At the hearing on Rugg's motion no oral testimony was given. The district judge considered the affidavits in support of the motion to set aside the judgment and the affidavit of Rugg's former attorney in opposition. None of these affidavits addressed the specific language we have quoted from the stipulation and order. Rather, they differed sharply over whether the attorney had been given authority to settle the case by permitting a default to be entered against Rugg. The district judge weighed the opposing statements and refused to set aside the judgment. He decided that the attorney had been given the authority to do what he did in settlement of the case. This, Rugg argues on appeal, was error. She also argues the judge erred in the reasons he gave for denying her motion. We agree that the default judgment should have been set aside, but our focus is upon the stipulation and order entered prior to the judgment.
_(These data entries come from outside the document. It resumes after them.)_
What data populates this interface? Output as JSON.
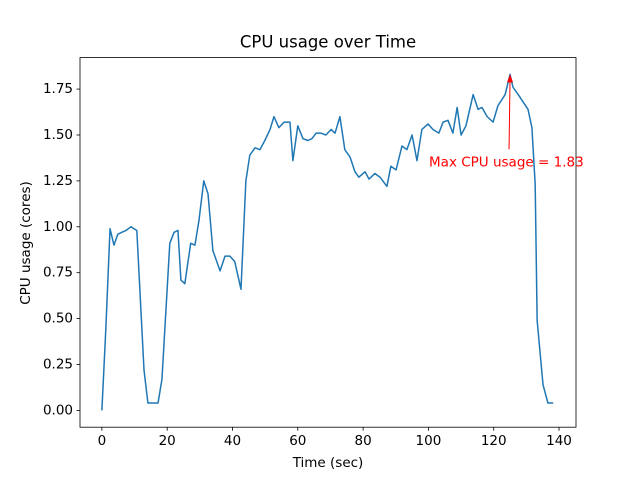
{
  "chart_data": {
    "type": "line",
    "title": "CPU usage over Time",
    "xlabel": "Time (sec)",
    "ylabel": "CPU usage (cores)",
    "x": [
      0,
      1.2,
      2.5,
      3.7,
      4.9,
      6.1,
      7.4,
      8.9,
      10.7,
      12.9,
      14.1,
      15.3,
      17.2,
      18.4,
      20.8,
      22.1,
      23.3,
      24.2,
      25.4,
      27.2,
      28.5,
      29.7,
      31.2,
      32.5,
      34.0,
      36.2,
      37.7,
      39.2,
      40.7,
      42.6,
      44.1,
      45.3,
      46.9,
      48.4,
      49.9,
      51.5,
      52.7,
      54.2,
      55.8,
      57.6,
      58.5,
      60.0,
      61.6,
      63.1,
      64.3,
      65.6,
      67.1,
      68.6,
      70.2,
      71.4,
      72.9,
      74.4,
      76.0,
      77.5,
      78.7,
      80.6,
      81.8,
      83.6,
      85.2,
      87.3,
      88.5,
      90.1,
      91.9,
      93.4,
      95.0,
      96.5,
      98.0,
      99.9,
      101.4,
      103.2,
      104.5,
      106.0,
      107.5,
      108.8,
      110.0,
      111.5,
      113.7,
      115.2,
      116.4,
      118.0,
      119.8,
      121.3,
      123.5,
      125.0,
      125.9,
      127.5,
      129.0,
      130.5,
      131.7,
      132.7,
      133.3,
      135.1,
      136.6,
      138.2
    ],
    "series": [
      {
        "name": "CPU usage",
        "color": "#1f77b4",
        "values": [
          0,
          0.44,
          0.99,
          0.9,
          0.96,
          0.97,
          0.98,
          1.0,
          0.98,
          0.22,
          0.04,
          0.04,
          0.04,
          0.17,
          0.91,
          0.97,
          0.98,
          0.71,
          0.69,
          0.91,
          0.9,
          1.03,
          1.25,
          1.18,
          0.87,
          0.76,
          0.84,
          0.84,
          0.81,
          0.66,
          1.25,
          1.39,
          1.43,
          1.42,
          1.47,
          1.53,
          1.6,
          1.54,
          1.57,
          1.57,
          1.36,
          1.55,
          1.48,
          1.47,
          1.48,
          1.51,
          1.51,
          1.5,
          1.53,
          1.51,
          1.6,
          1.42,
          1.38,
          1.3,
          1.27,
          1.3,
          1.26,
          1.29,
          1.27,
          1.22,
          1.33,
          1.31,
          1.44,
          1.42,
          1.5,
          1.36,
          1.53,
          1.56,
          1.53,
          1.51,
          1.57,
          1.58,
          1.51,
          1.65,
          1.5,
          1.55,
          1.72,
          1.64,
          1.65,
          1.6,
          1.57,
          1.66,
          1.72,
          1.83,
          1.76,
          1.72,
          1.68,
          1.64,
          1.54,
          1.23,
          0.49,
          0.14,
          0.04,
          0.04
        ]
      }
    ],
    "xlim": [
      -6.7,
      145.2
    ],
    "ylim": [
      -0.0915,
      1.9215
    ],
    "xticks": [
      0,
      20,
      40,
      60,
      80,
      100,
      120,
      140
    ],
    "yticks": [
      {
        "value": 0,
        "label": "0.00"
      },
      0.25,
      {
        "value": 0.5,
        "label": "0.50"
      },
      0.75,
      {
        "value": 1,
        "label": "1.00"
      },
      1.25,
      {
        "value": 1.5,
        "label": "1.50"
      },
      1.75
    ],
    "annotation": {
      "text": "Max CPU usage = 1.83",
      "x": 125,
      "y": 1.83,
      "color": "#ff0000"
    }
  }
}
From the record it is apparent that the default entered against Rugg was based solely upon the stipulation and order. However, neither the stipulation nor the order provide any legal justification for entry of a default judgment against Rugg. The language of the order, like the language of the stipulation, is plain. It states:
IT IS HEREBY ORDERED that the defendant, REVA RUGG be withdrawn as a defendant in the above-entitled action and that the answer filed by the said defendant is stricken. [Emphasis added.]
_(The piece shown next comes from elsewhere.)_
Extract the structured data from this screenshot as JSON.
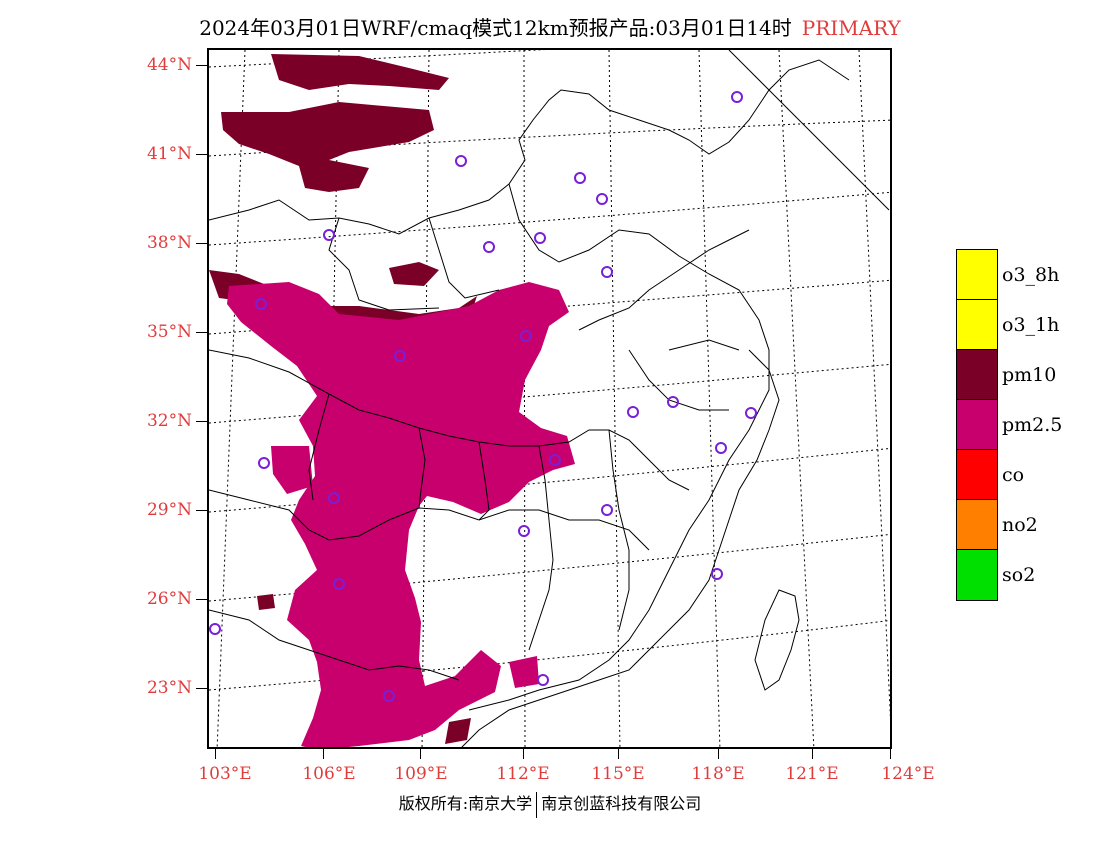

The affidavits later filed by the parties do not address the question of the meaning of this language. Consequently, we are left with a stipulation and order that do not authorize the entry of a default judgment against Rugg. When a party, by order, has been permitted to withdraw no valid default judgment can be entered against that party. Hertz International, Ltd. v. Richardson, 317 So.2d 824 (Fla.Dist.Ct.App. 1975). The court no longer has personal jurisdiction over the party who has been withdrawn. Scott v. Permacrete, Inc., 124 So.2d 887 (Fla.Dist.Ct.App. 1960). Jurisdiction must be reestablished before judgment can be granted against a party dropped from the suit. Hertz International, Ltd. v. Richardson, supra; Durham v. Pitts, 101 Ga. App. 437, 114 S.E.2d 217 (1960). That did not occur here. We conclude, as a matter of law, that the default judgment should not have been entered and that it is void. See First Security Bank v. Neibaur, 98 Idaho 598, 605 n. 4, 570 P.2d 276, 283 n. 4 (1977).
We hold that the judgment should be set aside under I.R.C.P. 60(b)(4) because it is void. Therefore, we reverse the district court's order denying the motion to vacate the default judgment and remand the case to the district court for further proceedings consistent with this opinion. No attorney fees or costs on appeal.